Syrphus ribesii is a very common Holarctic species of hoverfly. Its larvae feed on aphids. In common with many other species of hoverfly, males have the eyes meeting on the top of the head, whilst females have their eyes widely separated.

==Description==
Adults are very similar in appearance to Syrphus vitripennis and Syrphus torvus. Females are distinguished from both by having entirely yellow hind femora, and from the latter by having no hairs present in their eyes. Males also have bare eyes, unlike S. torvus, but are extremely similar to S. vitripennis, differing only in having some black hairs present on the hind femur and in having the second basal cell of the wing entirely covered by microtrichia. The male genitalia and the larva have been described.

Frons is posterior to the lunulae, shiny black.

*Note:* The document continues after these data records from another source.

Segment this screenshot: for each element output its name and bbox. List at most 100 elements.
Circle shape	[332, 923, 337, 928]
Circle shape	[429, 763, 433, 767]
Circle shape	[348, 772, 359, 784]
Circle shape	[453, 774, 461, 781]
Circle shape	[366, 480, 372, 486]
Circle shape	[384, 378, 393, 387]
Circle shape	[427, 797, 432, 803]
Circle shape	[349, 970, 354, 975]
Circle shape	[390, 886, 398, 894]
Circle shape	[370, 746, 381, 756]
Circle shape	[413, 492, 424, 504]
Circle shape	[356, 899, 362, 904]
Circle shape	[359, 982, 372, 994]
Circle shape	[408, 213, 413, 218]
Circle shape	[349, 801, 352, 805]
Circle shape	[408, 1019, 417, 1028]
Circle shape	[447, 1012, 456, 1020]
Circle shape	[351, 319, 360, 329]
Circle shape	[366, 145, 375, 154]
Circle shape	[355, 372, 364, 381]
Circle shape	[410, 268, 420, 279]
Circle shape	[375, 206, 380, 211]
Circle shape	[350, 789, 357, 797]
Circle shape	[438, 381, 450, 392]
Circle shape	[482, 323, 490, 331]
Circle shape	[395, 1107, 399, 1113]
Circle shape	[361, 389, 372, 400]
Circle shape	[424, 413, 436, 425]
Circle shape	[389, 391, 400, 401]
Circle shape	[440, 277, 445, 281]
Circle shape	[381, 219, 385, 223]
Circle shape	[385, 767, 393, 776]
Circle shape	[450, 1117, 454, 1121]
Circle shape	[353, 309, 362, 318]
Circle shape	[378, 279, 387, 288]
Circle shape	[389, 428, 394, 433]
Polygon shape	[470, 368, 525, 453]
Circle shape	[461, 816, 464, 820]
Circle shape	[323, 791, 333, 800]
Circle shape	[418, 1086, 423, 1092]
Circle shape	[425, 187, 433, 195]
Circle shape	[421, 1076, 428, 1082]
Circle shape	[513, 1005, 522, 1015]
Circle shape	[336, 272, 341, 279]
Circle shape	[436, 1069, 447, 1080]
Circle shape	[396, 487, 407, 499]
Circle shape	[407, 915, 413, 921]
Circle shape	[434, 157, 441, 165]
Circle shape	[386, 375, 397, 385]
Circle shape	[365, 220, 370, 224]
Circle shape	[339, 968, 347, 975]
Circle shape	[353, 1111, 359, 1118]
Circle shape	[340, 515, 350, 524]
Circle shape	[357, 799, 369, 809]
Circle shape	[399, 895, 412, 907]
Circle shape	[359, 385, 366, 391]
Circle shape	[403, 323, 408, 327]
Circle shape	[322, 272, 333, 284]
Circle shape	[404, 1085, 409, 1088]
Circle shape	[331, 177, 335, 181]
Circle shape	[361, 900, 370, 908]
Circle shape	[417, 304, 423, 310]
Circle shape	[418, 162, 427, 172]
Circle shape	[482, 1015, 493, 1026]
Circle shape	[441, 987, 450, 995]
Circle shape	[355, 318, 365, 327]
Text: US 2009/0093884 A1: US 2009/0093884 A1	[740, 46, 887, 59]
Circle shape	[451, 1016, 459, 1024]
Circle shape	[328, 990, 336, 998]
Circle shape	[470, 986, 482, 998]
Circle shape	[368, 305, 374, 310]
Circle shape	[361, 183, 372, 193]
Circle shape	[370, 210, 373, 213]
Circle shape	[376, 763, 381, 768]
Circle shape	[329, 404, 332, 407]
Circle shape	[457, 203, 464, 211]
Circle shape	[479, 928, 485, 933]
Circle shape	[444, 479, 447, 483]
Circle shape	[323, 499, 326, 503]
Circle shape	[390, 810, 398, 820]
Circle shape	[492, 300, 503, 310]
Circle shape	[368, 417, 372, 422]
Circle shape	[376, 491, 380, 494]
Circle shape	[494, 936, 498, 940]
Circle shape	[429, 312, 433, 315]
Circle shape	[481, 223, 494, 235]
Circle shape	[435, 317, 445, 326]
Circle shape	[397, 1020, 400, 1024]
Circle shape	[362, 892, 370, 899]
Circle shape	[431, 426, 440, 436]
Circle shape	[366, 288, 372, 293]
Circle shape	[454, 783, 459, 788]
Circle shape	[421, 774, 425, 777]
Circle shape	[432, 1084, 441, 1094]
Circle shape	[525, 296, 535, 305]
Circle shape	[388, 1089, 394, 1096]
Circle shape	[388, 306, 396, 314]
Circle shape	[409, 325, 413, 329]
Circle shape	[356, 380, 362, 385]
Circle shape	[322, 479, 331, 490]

Sternites have lateral and median black marks. Male femora 3 is black for basal 2/3. Femora 3 is yellow. Lateral margins of tergites are black except at the ends of the yellow bands.

==Distribution==
Palearctic: Fennoscandia south to Iberia and the Mediterranean basin, Ireland eastward through Europe into Turkey, European Russia and Afghanistan. Also ranges from Urals to Siberia and Russian Far East to the Pacific coast (Kuril Isles) and Japan. Nearctic: Alaska southward to Central USA. Highly migratory.

Nearctic: United States and Canada.

==Biology==
It is synanthropic, occurring in farmland, orchards, horticultural land, suburban gardens and parks. Also in deciduous and coniferous forest. It flies March to mid-November. The larva feeds on aphids on various herbaceous plants. Adults feed on nectar and pollen. Over much of Europe, there are two chromosome races of S. ribesii, one with 2n = 8, the other with 2n = 10.